Construction of the shops will begin soon to provide Turks “cheap and high-quality goods” and to “balance out markets,” he said.
Annual food inflation of around 29% and a global jump in commodity prices have driven inflation higher throughout the year. It accelerated to 19.58% in September, above the central bank’s policy rate of 18% and its highest level since March 2019.
Amid stubbornly high prices, the government has blamed supermarkets and opened probes into potential exploitative pricing.
“We gave the order for about 1,000 of these businesses to open around Turkey, starting at 500 square meters (5,381 square feet) each,” Erdoğan said. “These are places where prices are suitable to our citizens’ budgets,” he said of the commercial outlets.
The Agricultural Credit Cooperatives of Turkey currently operates about 500 grocery stores across the country, according to its website.
Among major grocery chains, BIM Birleşik Mağazalar A.Ş. and A101 Yeni Mağazacılık A.Ş. operate about 8,500 and 10,000 stores, respectively, as of the end of 2020.

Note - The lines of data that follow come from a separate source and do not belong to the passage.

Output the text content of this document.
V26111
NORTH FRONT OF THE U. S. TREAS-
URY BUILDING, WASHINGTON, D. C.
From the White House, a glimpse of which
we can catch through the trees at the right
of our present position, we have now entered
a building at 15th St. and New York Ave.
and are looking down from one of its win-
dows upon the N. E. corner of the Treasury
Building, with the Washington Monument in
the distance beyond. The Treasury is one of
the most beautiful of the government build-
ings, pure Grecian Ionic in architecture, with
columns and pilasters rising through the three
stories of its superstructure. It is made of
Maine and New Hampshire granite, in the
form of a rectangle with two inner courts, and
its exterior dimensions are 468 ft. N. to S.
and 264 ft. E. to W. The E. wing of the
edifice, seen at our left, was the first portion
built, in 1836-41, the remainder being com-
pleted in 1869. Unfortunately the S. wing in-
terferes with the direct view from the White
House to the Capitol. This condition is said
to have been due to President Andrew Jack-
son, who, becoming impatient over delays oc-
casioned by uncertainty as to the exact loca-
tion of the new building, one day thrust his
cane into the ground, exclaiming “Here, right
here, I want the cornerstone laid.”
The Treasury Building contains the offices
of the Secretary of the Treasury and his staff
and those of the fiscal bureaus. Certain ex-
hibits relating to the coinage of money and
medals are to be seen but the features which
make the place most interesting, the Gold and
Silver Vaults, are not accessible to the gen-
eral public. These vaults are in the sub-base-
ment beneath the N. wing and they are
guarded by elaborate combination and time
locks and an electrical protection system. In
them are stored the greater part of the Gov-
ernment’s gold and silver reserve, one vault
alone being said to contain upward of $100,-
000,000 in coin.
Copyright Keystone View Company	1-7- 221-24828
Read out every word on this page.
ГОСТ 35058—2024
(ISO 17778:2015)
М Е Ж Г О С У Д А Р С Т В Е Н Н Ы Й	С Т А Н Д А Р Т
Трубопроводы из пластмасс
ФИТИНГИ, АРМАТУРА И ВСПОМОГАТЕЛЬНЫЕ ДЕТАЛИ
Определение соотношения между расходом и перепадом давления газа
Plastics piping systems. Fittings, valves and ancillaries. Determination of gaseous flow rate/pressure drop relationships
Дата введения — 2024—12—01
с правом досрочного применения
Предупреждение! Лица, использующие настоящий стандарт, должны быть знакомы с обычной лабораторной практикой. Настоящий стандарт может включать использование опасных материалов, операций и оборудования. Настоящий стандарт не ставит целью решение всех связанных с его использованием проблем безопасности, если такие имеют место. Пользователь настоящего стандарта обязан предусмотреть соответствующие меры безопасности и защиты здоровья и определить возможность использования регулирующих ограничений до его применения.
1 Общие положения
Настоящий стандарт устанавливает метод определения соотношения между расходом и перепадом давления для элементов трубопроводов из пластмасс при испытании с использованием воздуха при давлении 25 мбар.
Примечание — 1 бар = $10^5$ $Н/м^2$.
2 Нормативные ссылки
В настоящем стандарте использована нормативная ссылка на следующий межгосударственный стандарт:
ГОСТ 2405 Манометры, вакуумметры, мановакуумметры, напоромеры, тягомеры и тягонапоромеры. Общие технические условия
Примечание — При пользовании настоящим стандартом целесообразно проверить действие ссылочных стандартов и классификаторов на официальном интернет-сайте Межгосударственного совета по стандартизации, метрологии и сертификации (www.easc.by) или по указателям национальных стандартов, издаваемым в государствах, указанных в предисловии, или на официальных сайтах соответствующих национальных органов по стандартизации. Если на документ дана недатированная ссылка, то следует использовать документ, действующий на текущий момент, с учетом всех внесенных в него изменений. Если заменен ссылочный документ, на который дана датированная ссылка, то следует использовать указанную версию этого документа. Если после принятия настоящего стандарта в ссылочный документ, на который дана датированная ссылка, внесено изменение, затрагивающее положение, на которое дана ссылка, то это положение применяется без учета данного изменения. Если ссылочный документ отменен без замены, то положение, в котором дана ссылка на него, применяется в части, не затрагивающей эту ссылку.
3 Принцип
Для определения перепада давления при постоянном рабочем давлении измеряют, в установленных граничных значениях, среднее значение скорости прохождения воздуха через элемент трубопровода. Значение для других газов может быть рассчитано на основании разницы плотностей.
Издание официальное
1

In recent weeks the government began high-profile inspections of Turkey’s largest supermarkets for “unreasonable pricing” and “consumer victimization.” It also looked into the breakfast prices of some restaurants in the eastern province of Van.
Vice President Fuat Oktay said on Saturday that increasing food production in villages is vital to head off exploitative pricing.
In early 2019, the government had opened its own markets to sell cheap vegetables and fruits directly, cutting out retailers that were accused at the time of jacking up prices.